The newly revealed adidas by Stella McCartney Sportswear Tracksuit Viscose (Gender Neutral) and H&M Group’s utilitarian jacket and trousers, are therefore are not just beautiful pieces of clothing created using a new, high-quality Infinna™ fibre created from post-consumer end-of-use textiles: they are a demonstration of the potential of a circular garment eco-system, and highlights the industry’s ability to move from a linear to a circular model of production.

Current data suggests up to a quarter of European post-consumer textiles could become textile-to-textile recycling feedstocks in the future. This includes the 494,000 tonnes of low-value post-consumer textiles identified in the recent Sorting for Circularity report as readily available for fibre-to-fibre recycling. An estimate of how much is likely to be a fit for Infinna™ technology will be available later on in the project.

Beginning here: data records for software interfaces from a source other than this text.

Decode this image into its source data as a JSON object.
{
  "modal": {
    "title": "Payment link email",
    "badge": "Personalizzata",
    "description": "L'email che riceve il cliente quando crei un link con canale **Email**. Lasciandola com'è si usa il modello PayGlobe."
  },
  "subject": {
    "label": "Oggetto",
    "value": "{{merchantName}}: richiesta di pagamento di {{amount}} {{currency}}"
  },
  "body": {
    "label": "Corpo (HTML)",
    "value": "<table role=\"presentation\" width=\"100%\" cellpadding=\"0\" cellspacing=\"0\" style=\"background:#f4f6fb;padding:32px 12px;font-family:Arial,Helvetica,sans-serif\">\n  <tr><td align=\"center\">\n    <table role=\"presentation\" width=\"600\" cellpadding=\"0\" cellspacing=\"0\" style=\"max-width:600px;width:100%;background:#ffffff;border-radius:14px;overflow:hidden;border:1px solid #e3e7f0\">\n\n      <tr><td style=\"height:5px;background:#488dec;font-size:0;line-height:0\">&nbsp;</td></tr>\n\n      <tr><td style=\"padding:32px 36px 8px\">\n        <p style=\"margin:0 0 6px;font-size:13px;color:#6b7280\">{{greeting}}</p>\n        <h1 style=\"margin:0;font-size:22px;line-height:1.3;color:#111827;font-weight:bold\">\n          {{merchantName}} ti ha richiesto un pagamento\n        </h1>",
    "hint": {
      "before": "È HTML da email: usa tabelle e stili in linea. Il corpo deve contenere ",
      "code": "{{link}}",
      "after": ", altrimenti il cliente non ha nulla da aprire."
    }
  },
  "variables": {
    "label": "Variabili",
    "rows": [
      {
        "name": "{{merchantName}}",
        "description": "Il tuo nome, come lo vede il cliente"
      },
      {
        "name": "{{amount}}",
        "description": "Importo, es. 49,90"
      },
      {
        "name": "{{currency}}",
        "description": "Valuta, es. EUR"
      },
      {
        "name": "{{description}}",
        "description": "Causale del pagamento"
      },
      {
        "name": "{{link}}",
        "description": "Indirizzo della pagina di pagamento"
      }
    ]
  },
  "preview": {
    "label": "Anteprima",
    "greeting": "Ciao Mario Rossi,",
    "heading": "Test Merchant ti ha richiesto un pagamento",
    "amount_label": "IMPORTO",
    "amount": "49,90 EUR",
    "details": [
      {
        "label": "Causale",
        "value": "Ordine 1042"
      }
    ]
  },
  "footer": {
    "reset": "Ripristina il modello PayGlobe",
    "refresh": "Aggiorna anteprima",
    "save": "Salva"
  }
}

Illustrating the journey of the New Cotton Project for a public audience, the new installation charts the processes and progress of the consortium in the run up to the release of the garments. Visitors will be able to learn more about the consortium through a multi-media display, including details of the Infinited Fiber Company and manufacturing process, an animation video explaining the work flows, a visual display of some of the garments and a documentary sharing the experience of the consortium through the voices of the members. The installation will also include a series of white papers produced by Aalto University which reveal further insight into the consortium’s experience of demonstrating a potential circular ecosystem within the EU textile industry.

The launch of the garments and the installation marks a two-year point in the three-year project. The final stage of the collaboration will focus on continued data collection, further academic papers from Aalto University and the Life Cycle Assessment, all of which will be shared with the wider industry with the aim of inspiring further circular initiatives in the future.